What to Do With All This Ephemera?

Our collections of comics pale next to that of Richard Marschall‘s.

Richard Marschall is among the most prolific of a breed of popular ephemera collectors-assemblers-scholars. He has written and edited more than 62 books on cultural topics, including the history of comics, television and country music (many he talks about below). He has documented the history of comic strips in two magazines he edited: Nemo, the Classic Comics Library and Hogan’s Alley. For Marvel, he founded the slick graphic story magazine Epic Illustrated. He has edited massive runs of comic strips (Peanuts, BC, Dick Tracy), scripted for graphic novels and animated cartoons (ThunderCats) and edited a book with Dr. Seuss.

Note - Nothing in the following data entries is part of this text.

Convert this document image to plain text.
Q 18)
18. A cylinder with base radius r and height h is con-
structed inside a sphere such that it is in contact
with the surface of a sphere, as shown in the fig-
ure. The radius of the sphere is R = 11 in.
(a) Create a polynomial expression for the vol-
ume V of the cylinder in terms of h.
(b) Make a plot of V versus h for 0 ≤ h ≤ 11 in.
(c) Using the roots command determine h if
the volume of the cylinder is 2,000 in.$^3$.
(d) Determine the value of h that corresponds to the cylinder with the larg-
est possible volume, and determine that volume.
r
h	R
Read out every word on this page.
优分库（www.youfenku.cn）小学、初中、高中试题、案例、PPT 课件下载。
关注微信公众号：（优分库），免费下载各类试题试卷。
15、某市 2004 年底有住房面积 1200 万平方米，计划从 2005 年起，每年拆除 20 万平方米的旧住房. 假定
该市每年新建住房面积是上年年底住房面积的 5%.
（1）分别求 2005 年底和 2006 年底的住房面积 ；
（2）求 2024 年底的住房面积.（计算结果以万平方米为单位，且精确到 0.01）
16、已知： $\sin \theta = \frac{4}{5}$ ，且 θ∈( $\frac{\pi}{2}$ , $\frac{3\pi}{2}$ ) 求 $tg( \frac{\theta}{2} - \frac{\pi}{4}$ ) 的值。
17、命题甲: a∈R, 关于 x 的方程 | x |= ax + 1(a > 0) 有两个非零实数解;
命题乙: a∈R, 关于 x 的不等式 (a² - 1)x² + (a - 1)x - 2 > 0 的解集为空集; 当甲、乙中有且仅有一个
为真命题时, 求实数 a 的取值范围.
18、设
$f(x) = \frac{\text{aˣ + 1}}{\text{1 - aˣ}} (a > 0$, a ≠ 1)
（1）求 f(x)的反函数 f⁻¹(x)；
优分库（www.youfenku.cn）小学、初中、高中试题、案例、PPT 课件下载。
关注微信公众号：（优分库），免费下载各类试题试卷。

The resume goes on and on, far beyond comics and cartoons.

Steven Heller interviews the respected historian on a lifetime of collecting popular culture artifacts.

Among the topics broached was what happens to it all when Richard goes to meet his reward:

Yes, it is an emotional, not only a practical, decision. As Grover Cleveland said about the problem of a government budget surplus (those were the good old days!), it is a condition, not a theory, that confronts me. I have earmarked for my children the chunks of my archives they want to inherit—art and philosophy and religious books for my daughter; Theodore Roosevelt rarities for my son Theodore; also history, Civil War, World War II material. Then, there are reference books and special materials I will retain at the moment for books, projects and exhibitions I am planning before I reach that ol’ horizon. For the (vast amount) of other material, I am at the first stages of deaccession.